Charles is of course correct here, but it should be noted that also in a
k-ary n-cube the accumulated  bandwidth of independant connections
("total capacity"), and to some degree also the capacity expressed as
bisection bandwidth, scale with the number of nodes (depending on the
ratio of host-to-network bandwidth and the placement of the processes
for this communication pattern). Of course, bisection bandwidth for Clos
scales independently from the placement of the processes which is nice.
This is relevant if this communication pattern is performed by
individual send/recv operations of the processes. If collective
operations are used, the MPI library can employ an optimized
communication pattern which makes best use of the available network
capacity. 

But "bisection bandwidth" is only one type of network capacity. The
question remains, which influence on application performance these
different characteristics of the topologies do have. There is no
application-independant answer to this question. 

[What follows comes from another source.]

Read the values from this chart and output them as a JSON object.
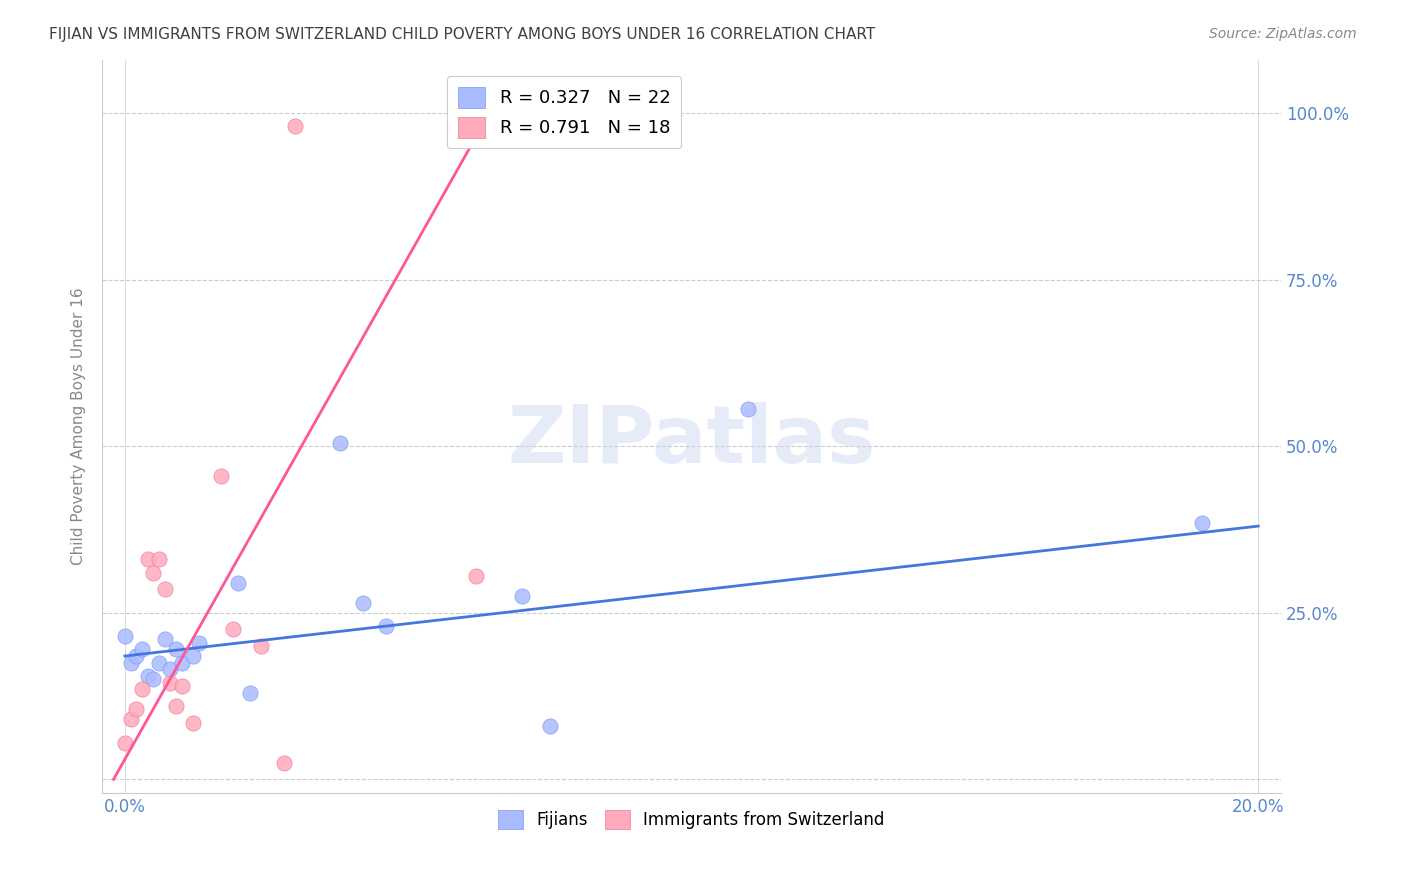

Concerning the discontinuities in the scaling behaviour, Charles is
again correct, but the actual cost of the network adapter for SCI do not
scale by factor 2 for 1D -> 2D and 1.5 for 2D -> 3D, but in fact 1.14
for 1D -> 2D and 1.3 for 2D -> 3D. 

> One factor that you should not miss is that more and more of the market
> for cluster interconnect will be for *high-availability* applications.
> The k-ary n-cube is arguably the worst topology for HA, particularly for
> small N and n.  The Clos network is arguably the best topology for HA
> (due to the multiplicity of paths between hosts).

Failing switch ports in Clos networks require re-routing at the source
of a packet (current Myrinet?) or in a number of the remaining switch
ports, which do not necessarily detect the failing switch ports
themselves (as they are not directly connected with them), but will be
noted of this fact by other means (anyone more information on this?).

Failing switch ports (= nodes) in k-ary n-cube are noted immediately by
the neigbouring nodes (= switch ports) which can employ a different
routing in their routing tables. This is currently done in Scali systems
and works fine, with very little delay, and keeps applications running.

This means, HA can be more or less easily employed for both topologies.
If you use a very small number of hosts with SCI, a central switch is
preferable to an k-ary n-cube topology (as it is done for years by Sun's
HA cluster solutions). Stackable 8-port switches are currently
available.

  regards, Joachim

-- 
|  _  RWTH|  Joachim Worringen
|_|_`_    |  Lehrstuhl fuer Betriebssysteme, RWTH Aachen
  | |_)(_`|  http://www.lfbs.rwth-aachen.de/~joachim
    |_)._)|  fon: ++49-241-80.27609 fax: ++49-241-80.22339